Pré-requisito real: acesso local (shell, mesmo via SSH) sem qualquer privilégio adicional — não exige autenticação polkit, senha ou configuração não padrão. A demonstração pública depende de dois pacotes clientes do polkit estarem presentes (accountsservice e gnome-control-center), comuns em qualquer instalação desktop e instaláveis via gerenciador de pacotes em servidores; eles não são a causa da falha, apenas vetores convenientes para acionar o caminho de código vulnerável. O timing exato de corrida varia por máquina e pode exigir algumas tentativas, mas é trivial de automatizar em script, o que explica a presença de módulo Metasploit e PoC pública amplamente disponível.
O resultado final é escalada de privilégio local completa: criação de um usuário administrador, execução de ações restritas ao root via qualquer daemon que confie no polkit para autorização. A CISA confirma exploração ativa no mundo real (KEV), sem indicar se há relação com campanhas de ransomware.
Versões
Como se proteger
A correção definitiva é atualizar o polkit para a versão 0.119 ou posterior (upstream) ou para o pacote da distribuição que incorpore o patch equivalente — a Red Hat lançou correções via RHSA-2021:2236, 2237 e 2238 para RHEL 8, e outras distribuições publicaram builds corrigidos em seus próprios ciclos de update. Não há uma flag de configuração ou parâmetro de runtime que neutralize a falha: o problema está na lógica de verificação de erro dentro do próprio binário do polkit, então só o binário corrigido resolve.
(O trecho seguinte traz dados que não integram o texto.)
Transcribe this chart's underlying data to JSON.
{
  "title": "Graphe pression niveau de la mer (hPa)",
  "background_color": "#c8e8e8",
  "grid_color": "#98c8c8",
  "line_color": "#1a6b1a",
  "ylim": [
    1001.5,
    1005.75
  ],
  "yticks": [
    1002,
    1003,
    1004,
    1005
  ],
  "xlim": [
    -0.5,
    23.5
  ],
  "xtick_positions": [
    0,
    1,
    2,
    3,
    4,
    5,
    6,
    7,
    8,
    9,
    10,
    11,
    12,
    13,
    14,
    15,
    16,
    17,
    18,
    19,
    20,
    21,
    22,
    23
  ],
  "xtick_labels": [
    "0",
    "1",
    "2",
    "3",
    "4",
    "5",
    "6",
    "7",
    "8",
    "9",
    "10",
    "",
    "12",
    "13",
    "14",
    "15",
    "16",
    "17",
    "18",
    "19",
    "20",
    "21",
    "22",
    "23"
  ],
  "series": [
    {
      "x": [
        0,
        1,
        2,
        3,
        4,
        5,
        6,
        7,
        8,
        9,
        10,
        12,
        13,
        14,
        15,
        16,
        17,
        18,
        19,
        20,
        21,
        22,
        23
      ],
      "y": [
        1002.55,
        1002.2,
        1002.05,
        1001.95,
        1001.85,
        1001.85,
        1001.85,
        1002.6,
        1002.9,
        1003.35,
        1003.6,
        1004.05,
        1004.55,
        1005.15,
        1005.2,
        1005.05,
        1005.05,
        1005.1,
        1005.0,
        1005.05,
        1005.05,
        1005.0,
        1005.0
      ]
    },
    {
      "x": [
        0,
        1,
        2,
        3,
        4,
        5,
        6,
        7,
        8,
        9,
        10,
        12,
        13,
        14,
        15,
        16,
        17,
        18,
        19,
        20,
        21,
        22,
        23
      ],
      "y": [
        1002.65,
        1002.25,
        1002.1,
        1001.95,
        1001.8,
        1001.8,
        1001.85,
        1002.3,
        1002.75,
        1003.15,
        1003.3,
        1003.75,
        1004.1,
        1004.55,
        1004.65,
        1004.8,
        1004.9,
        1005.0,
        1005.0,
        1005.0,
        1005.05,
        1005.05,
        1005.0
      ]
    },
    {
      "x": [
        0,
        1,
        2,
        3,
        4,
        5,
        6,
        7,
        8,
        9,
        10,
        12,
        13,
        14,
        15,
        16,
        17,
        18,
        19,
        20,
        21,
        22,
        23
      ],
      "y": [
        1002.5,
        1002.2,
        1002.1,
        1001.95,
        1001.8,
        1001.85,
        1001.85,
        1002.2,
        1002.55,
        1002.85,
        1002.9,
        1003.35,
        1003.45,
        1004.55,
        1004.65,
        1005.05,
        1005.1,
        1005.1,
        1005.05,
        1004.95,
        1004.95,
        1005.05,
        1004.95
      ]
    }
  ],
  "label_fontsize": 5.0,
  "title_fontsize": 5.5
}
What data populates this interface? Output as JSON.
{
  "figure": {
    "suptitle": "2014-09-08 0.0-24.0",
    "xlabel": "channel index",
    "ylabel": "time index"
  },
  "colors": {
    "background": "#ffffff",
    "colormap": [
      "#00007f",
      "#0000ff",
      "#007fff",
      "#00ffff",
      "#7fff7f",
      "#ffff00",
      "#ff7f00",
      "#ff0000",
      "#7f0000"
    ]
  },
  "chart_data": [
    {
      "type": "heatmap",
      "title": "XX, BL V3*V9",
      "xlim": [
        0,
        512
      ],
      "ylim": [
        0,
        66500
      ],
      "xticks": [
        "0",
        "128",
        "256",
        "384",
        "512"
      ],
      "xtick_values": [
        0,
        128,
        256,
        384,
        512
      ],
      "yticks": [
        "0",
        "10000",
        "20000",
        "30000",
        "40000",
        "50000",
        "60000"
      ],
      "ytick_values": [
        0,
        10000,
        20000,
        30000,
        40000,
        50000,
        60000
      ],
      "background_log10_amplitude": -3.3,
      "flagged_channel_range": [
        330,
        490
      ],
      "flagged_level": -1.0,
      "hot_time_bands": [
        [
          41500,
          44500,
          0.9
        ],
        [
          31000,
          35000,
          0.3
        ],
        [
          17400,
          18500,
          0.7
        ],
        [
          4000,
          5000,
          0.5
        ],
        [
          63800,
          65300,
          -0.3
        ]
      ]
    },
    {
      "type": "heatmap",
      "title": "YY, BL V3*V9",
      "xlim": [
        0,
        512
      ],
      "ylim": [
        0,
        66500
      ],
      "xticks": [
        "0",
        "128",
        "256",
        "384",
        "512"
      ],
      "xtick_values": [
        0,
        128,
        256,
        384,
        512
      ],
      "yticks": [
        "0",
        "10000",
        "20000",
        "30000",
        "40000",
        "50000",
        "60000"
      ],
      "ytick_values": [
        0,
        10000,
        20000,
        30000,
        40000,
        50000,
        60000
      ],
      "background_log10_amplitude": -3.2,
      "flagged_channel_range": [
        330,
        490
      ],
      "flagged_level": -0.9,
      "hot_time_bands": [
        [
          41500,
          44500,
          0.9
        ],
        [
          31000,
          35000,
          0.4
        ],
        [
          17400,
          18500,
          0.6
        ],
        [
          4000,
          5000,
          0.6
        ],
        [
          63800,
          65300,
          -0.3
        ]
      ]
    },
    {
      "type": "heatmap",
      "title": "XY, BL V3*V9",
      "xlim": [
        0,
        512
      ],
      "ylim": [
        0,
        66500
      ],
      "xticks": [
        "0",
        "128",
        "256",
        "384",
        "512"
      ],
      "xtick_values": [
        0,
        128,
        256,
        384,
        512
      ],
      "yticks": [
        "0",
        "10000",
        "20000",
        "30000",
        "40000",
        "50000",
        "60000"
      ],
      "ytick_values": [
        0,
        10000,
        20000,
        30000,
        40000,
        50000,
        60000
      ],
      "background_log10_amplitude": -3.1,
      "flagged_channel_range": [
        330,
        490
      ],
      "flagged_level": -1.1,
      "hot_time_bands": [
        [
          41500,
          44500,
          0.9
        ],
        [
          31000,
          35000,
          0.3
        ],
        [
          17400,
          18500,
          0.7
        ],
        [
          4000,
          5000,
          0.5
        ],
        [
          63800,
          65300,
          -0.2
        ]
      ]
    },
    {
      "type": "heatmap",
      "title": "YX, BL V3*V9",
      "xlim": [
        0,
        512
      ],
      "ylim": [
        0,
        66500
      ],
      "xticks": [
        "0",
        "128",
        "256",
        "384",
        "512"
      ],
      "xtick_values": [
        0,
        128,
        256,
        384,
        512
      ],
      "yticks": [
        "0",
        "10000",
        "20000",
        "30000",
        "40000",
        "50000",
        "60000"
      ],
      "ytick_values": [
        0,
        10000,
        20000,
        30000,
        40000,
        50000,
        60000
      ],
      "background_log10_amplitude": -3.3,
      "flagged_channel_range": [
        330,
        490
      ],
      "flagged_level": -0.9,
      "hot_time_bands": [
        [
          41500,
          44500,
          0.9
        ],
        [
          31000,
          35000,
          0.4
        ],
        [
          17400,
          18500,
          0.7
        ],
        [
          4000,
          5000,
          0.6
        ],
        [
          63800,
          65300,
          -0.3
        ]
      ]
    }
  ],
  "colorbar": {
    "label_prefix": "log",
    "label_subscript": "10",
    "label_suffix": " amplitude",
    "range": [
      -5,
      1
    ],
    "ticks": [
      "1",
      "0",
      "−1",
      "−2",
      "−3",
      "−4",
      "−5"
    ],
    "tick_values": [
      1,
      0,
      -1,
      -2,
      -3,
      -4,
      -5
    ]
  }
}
Se a atualização não for possível de imediato, não existe mitigação de configuração equivalente e confiável — restringir acesso local (impedir shells de usuários não confiáveis) reduz a superfície, mas não neutraliza o vetor para qualquer usuário que já tenha acesso interativo, que é justamente o cenário-alvo da falha. Monitorar CVE-2021-3560 como item de priorização máxima em ambientes multiusuário é mais realista do que buscar um paliativo técnico.
Mito a descartar: como a exploração usa apenas dbus-send e não abre porta de rede nem exige tráfego externo, WAFs e controles de borda não têm qualquer efeito. É falha estritamente local, ligada ao binário do polkit em execução no host.
Como detectar
A exploração não deixa payload de rede nem string de ataque óbvia em log de aplicação — é uma corrida de timing em chamadas D-Bus locais. Um sinal possível é volume anômalo de chamadas D-Bus a métodos sensíveis (como org.freedesktop.Accounts.CreateUser) originadas por processos dbus-send de curta duração, encerrados abruptamente (SIGKILL/SIGTERM) poucos milissegundos após o início, especialmente em sequência repetida vinda do mesmo usuário local sem privilégio — padrão consistente com tentativas de acertar a janela de corrida. Não há assinatura confiável de rede porque todo o vetor é local; a detecção depende de auditoria de processos e do barramento D-Bus (auditd, log do próprio dbus-daemon) e da correlação de novas contas administrativas criadas sem passar por fluxo normal de autenticação polkit.